Chief U.S. District Judge James Boasberg ordered a temporary halt to deportation flights March 15 while the case is litigated. But two flights appear to have taken off that night after his verbal order halting the flights and a written order that government lawyers insisted they obeyed.

Government lawyers argued the verbal order was unforceable. The lawyers have refused to provide details about when the flights took off, how many people they carried and where they landed, but El Salvador’s President Nayib Bukele said on social media his country received 238 alleged members of Venezuela’s crime gang Tren de Aragua and 23 alleged members of MS-13.
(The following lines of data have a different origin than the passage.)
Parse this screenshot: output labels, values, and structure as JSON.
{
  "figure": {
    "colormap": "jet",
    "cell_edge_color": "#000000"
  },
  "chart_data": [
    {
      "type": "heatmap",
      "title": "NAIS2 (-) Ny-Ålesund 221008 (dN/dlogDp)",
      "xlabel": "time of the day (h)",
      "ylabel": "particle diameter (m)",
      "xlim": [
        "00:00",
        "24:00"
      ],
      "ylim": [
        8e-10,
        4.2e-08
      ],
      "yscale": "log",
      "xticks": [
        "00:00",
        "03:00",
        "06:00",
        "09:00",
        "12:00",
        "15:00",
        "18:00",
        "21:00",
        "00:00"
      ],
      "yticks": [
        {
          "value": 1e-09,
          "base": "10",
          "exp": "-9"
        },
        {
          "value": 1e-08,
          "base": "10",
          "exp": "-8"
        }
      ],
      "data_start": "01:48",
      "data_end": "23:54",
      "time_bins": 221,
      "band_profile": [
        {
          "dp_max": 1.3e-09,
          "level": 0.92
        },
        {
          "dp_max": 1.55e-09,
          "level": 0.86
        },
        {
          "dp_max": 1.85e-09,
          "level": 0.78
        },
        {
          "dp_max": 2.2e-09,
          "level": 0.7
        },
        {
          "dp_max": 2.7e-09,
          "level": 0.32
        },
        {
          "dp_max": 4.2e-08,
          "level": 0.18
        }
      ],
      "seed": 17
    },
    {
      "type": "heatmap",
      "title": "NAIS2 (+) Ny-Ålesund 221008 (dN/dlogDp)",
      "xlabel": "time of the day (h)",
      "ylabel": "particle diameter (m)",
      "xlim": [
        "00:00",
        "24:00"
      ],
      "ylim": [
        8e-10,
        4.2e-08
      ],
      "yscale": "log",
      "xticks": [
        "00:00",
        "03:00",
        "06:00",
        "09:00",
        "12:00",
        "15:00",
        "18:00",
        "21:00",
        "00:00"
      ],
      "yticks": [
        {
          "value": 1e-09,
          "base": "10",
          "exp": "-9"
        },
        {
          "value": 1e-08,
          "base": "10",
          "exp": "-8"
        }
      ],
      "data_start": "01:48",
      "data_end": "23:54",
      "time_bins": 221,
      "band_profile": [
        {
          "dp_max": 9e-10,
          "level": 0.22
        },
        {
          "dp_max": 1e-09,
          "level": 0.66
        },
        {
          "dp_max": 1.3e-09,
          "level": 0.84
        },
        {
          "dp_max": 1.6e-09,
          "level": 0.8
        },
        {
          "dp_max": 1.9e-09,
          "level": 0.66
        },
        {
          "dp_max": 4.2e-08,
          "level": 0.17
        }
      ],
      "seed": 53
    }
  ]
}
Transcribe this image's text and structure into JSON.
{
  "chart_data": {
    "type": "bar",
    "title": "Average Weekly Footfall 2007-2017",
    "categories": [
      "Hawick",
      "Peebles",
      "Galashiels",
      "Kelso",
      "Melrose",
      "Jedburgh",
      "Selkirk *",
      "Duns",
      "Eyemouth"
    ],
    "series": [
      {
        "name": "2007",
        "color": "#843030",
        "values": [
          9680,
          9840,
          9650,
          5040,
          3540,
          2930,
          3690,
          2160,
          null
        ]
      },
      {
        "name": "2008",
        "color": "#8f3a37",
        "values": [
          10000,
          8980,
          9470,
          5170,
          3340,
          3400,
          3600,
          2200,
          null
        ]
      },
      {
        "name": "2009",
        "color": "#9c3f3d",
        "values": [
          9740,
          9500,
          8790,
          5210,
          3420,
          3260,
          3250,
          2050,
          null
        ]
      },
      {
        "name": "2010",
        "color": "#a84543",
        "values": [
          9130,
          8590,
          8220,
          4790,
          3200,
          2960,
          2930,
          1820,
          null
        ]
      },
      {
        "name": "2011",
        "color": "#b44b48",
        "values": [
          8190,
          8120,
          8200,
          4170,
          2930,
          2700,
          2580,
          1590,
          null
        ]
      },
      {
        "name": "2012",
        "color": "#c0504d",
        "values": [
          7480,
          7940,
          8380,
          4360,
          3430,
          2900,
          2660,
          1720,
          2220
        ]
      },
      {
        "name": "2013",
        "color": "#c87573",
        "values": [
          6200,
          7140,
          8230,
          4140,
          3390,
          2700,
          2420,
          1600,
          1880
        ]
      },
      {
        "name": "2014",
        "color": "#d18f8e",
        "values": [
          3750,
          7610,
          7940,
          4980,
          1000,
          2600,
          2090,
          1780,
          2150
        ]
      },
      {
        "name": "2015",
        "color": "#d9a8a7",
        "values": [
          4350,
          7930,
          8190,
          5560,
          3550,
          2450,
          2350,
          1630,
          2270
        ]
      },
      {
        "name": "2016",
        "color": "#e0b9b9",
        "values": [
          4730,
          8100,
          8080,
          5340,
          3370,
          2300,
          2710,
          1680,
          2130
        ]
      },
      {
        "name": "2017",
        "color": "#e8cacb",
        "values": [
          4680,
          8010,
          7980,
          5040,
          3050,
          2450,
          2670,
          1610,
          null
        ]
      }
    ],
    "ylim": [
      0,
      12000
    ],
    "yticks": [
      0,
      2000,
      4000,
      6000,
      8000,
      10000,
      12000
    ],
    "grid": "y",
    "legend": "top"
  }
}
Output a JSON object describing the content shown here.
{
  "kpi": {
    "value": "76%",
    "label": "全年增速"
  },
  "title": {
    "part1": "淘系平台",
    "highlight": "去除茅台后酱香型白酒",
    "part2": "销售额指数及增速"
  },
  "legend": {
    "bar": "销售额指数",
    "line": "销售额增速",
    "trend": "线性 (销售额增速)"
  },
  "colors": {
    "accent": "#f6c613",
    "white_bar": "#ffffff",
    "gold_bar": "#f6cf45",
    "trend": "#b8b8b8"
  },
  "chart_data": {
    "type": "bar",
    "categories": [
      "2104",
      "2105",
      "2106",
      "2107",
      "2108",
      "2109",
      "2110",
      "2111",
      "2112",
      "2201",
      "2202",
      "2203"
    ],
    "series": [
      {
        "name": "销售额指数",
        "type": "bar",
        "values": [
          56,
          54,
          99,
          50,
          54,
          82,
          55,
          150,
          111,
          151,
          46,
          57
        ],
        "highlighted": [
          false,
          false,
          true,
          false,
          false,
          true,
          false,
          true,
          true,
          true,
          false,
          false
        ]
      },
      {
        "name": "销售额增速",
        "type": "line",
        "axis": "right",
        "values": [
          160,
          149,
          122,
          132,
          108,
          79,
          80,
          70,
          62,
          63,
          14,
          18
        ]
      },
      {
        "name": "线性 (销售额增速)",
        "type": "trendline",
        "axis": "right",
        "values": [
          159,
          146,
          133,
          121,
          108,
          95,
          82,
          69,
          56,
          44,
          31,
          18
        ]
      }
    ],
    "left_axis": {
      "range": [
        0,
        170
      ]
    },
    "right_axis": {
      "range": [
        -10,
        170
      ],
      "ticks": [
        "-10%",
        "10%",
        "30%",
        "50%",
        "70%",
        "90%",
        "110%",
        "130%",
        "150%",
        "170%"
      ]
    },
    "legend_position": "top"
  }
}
Skye Perryman, president of Democracy Forward Foundation, which is representing Venezuelans in the lawsuit, said the return of the women signaled that all of the deportees could have been brought back to the U.S. under Boasberg’s order temporarily halting the flights.

“The government’s position expressed today in the D.C. Circuit should send chills down every American’s spine,” Perryman said. “When asked directly, the government again maintained that people the President chooses to remove from the country should be afforded no due process. This is a threat to all Americans and a king-like expansion of power.”

What the Venezuelan women say occurred

Lawyers for the Venezuelans submitted two sworn statements Monday – from a Nicaraguan woman and a Venezuelan woman – who said El Salvador refused to accept them. The women said they and seven other Venezuelan women were flown back that Saturday night, arriving in Texas.

The 26-year-old Nicaraguan woman, whose name was blacked out in court records, said the Salvadorans refused to accept any women or anyone from another Central American country.

“I overheard a Salvadoran official tell an ICE officer that the Salvadoran government would not detain someone from another Central American country because of the conflict it would cause,” the woman said. “I also heard him say that they would not receive the females because the prison was not for females and females were not mentioned in the agreement.”

She had been held at an Immigration and Customs Enforcement in Aurora, Colorado, before she was transferred to the East Hidalgo Detention Center in Texas for the deportation flight.

The Venezuelan woman identified as S.Z.F.R., who had been detained at the Webb County Detention Center in Laredo, Texas, before the transfer for the deportation flight, offered similar testimony.

She was one of eight Venezuelan women who were on one of the March 15 flights but were also rejected by El Salvador.

“All the men got off the plane,” the woman said. “The remaining women asked what happens to us? I was told that the President of El Salvador would not accept women.”